Washington, DC - Today in Washington, the United States and Norway joined representatives of non-governmental organizations and the private sector to promote collaboration and innovation in combatting the serious humanitarian challenge of landmines and unexploded ordnance in post-conflict countries under the U.S.-Norwegian Demining Initiative.
Norwegian Ambassador Kare Aas hosted the event at his residence in conjunction with the visit of Norwegian Foreign Minister Borge Brende to Washington. Ambassador Aas, Foreign Minister Brende, Deputy National Security Adviser Avril Haines, and Under Secretary of State for Arms Control and International Security Rose Gottemoeller addressed the guests at the event. They discussed that safely clearing landmines and unexploded ordnance, risk education and outreach to prevent injuries, and survivor assistance programs are all essential to helping countries rebuild. They emphasized that governments need the cooperation and participation of non-governmental organizations and the private sector in these areas as well.
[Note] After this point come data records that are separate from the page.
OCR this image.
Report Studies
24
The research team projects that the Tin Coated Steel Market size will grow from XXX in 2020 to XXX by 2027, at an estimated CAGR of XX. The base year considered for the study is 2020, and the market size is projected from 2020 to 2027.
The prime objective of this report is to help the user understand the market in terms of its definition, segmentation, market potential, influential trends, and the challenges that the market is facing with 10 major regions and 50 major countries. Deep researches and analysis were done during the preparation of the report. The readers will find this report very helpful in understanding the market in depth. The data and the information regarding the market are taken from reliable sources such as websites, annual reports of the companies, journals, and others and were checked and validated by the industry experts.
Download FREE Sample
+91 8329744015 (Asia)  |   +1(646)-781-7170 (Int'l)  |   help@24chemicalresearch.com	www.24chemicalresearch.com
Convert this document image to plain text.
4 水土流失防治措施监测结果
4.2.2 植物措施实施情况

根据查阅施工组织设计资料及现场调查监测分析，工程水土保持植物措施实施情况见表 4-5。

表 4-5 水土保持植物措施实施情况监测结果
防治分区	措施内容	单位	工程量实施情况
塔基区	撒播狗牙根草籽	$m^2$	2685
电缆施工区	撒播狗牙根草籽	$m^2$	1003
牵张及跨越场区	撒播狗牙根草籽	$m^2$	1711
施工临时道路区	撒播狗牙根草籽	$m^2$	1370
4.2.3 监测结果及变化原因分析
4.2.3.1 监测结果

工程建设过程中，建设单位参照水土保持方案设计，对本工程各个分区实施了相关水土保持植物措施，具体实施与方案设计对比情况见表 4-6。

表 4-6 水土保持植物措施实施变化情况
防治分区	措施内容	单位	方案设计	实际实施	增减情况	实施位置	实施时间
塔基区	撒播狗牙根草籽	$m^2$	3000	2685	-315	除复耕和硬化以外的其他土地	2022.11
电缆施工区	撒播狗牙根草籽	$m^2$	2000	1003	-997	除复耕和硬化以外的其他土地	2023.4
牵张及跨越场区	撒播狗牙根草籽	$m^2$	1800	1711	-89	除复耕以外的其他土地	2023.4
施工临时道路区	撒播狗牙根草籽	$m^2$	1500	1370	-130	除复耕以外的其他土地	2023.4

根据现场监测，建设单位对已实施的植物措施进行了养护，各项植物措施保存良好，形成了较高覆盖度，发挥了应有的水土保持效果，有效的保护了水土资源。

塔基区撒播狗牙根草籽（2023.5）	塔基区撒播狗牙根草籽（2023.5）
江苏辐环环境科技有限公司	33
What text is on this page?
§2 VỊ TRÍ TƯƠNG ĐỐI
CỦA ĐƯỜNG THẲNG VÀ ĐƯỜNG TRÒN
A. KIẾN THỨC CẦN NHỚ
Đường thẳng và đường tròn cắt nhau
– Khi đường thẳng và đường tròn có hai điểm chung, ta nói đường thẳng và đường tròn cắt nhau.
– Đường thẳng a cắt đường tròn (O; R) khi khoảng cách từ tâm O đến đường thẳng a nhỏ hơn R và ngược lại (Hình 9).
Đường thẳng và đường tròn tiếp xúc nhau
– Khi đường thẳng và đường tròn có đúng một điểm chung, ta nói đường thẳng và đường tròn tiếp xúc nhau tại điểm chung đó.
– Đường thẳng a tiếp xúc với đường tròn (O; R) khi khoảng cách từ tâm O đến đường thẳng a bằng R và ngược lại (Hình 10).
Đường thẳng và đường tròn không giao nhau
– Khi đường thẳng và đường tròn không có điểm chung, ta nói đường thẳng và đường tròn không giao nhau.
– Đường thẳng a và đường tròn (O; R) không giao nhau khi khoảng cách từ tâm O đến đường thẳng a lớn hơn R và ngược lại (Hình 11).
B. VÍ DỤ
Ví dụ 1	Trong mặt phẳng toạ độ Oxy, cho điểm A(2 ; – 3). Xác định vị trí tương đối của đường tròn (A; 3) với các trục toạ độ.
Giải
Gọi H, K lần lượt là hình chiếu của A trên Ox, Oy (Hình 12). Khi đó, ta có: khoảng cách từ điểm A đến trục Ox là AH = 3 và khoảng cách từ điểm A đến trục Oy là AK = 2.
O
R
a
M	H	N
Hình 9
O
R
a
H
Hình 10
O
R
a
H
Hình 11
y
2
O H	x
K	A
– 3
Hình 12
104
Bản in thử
The U.S.-Norwegian Demining Initiative, announced by Secretary Kerry and Foreign Minister Brende in Oslo on June 15, 2016, is the latest chapter in decades of our close partnership on humanitarian assistance. Built upon the success of the United States and Norway-led Global Demining Initiative for Colombia, the initiative is an effort to broaden partnerships to safely clear landmines and unexploded ordnance in post-conflict countries. The United States and Norway plan to convene a ministerial-level demining conference this fall on the margins of the UN General Assembly in order to secure commitments on humanitarian mine action from other governments and private sector partners for key countries, including Colombia, and thereby help further the cause of international peace and security.
The United States is the world’s largest single financial supporter of efforts to clear unexploded ordnance and landmines. The United States has contributed more than $2.6 billion since 1993 to over 90 countries around the world through more than 60 partner organizations to reduce the harmful effects of at-risk, illicitly trafficked, and indiscriminately used conventional weapons of war.